Bioflavonoids may show promise in the reduction of dental caries. - GreenMedInfo Summary
The effects of selected dietary bioflavonoid supplementation on dental caries in young rats fed a high-sucrose diet.
J Med Food. 2007 Dec;10(4):694-701. PMID: 18158843
Full Citation: "Recent evidence suggests that certain bioflavonoids reduce dental caries and cariogenic bacteria incidence. The present study evaluates two separate, but related, dietary trials -- trial 1, 0.09%, 0.18%, 0.36%, and 0.72% dietary naringenin (NAR) supplementation; and trial 2, 0.57% dietary rutin (R), quercetin (Q), and naringin (N) supplementation-on dental caries formation in 40 different male albino rats, at the expense of dextrose, for periods of 42 days.
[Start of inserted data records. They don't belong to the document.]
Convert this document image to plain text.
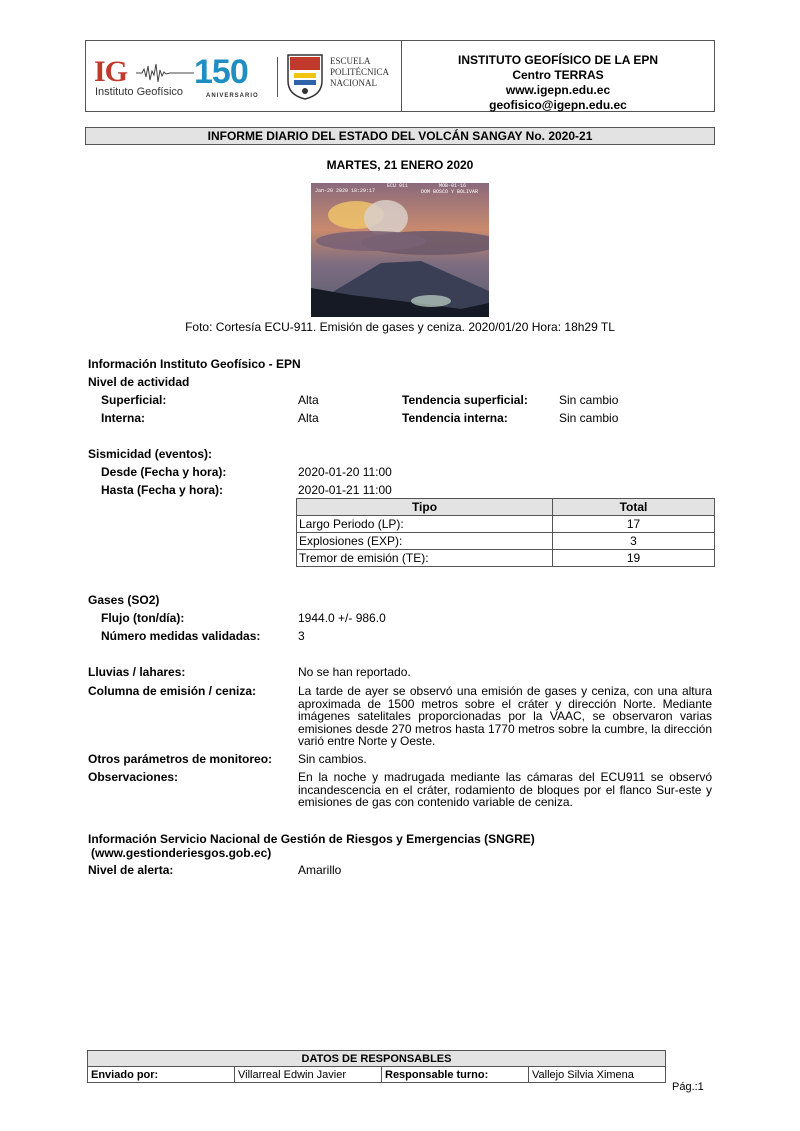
IG
Instituto Geofísico
150
ANIVERSARIO
ESCUELA
POLITÉCNICA
NACIONAL
INSTITUTO GEOFÍSICO DE LA EPN
Centro TERRAS
www.igepn.edu.ec
geofisico@igepn.edu.ec
INFORME DIARIO DEL ESTADO DEL VOLCÁN SANGAY No. 2020-21
MARTES, 21 ENERO 2020
Jan-20 2020 18:29:17
ECU 911	MOB-01-16
DOM BOSCO Y BOLIVAR
Foto: Cortesía ECU-911. Emisión de gases y ceniza. 2020/01/20 Hora: 18h29 TL
Información Instituto Geofísico - EPN
Nivel de actividad
Superficial:	Alta	Tendencia superficial:	Sin cambio
Interna:	Alta	Tendencia interna:	Sin cambio
Sismicidad (eventos):
Desde (Fecha y hora):	2020-01-20 11:00
Hasta (Fecha y hora):	2020-01-21 11:00
Tipo	Total
Largo Periodo (LP):	17
Explosiones (EXP):	3
Tremor de emisión (TE):	19
Gases (SO2)
Flujo (ton/día):	1944.0 +/- 986.0
Número medidas validadas:	3
Lluvias / lahares:	No se han reportado.
Columna de emisión / ceniza:	La tarde de ayer se observó una emisión de gases y ceniza, con una altura aproximada de 1500 metros sobre el cráter y dirección Norte. Mediante imágenes satelitales proporcionadas por la VAAC, se observaron varias emisiones desde 270 metros hasta 1770 metros sobre la cumbre, la dirección varió entre Norte y Oeste.
Otros parámetros de monitoreo: Sin cambios.
Observaciones:	En la noche y madrugada mediante las cámaras del ECU911 se observó incandescencia en el cráter, rodamiento de bloques por el flanco Sur-este y emisiones de gas con contenido variable de ceniza.
Información Servicio Nacional de Gestión de Riesgos y Emergencias (SNGRE)
(www.gestionderiesgos.gob.ec)
Nivel de alerta:	Amarillo
DATOS DE RESPONSABLES
Enviado por:	Villarreal Edwin Javier	Responsable turno:	Vallejo Silvia Ximena
Pág.:1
All rats were fed 40% sucrose. In dietary trial 1, rats were evaluated for dental caries, dental plaque accumulation, and saliva flow rates using oneway analysis of variance, post hoc Tukey's test, Kruskal-Wallis test, and Spearman's correlations. In dietary trial 2, rats were evaluated for occlusal dental caries only using a Kruskal-Wallis H test and analysis of variance. A 5% level of statistical significance was adopted throughout. In dietary trial 1, NAR showed a statistically significant effect on dental caries, plaque, and saliva flow rate reduction compared with the control group (P < .05-.01). An inverse dose-dependent relationship was established among the NAR experimental groups and control group. Dietary NAR supplementation significantly reduced dental caries formation, possibly because of reduced dental plaque accumulation. In dietary trial 2, statistically significant reductions in occlusal caries were observed for R, Q, and N in the maxillary molars and for Q and N in the mandibular molars compared with the control group (P < .05). Significant associations were observed among the experimental groups and maxillary (P < .05) and mandibular (P < .01) occlusal dental caries. Hence, selected bioflavonoids may show promise as an alternative means of reducing dental caries."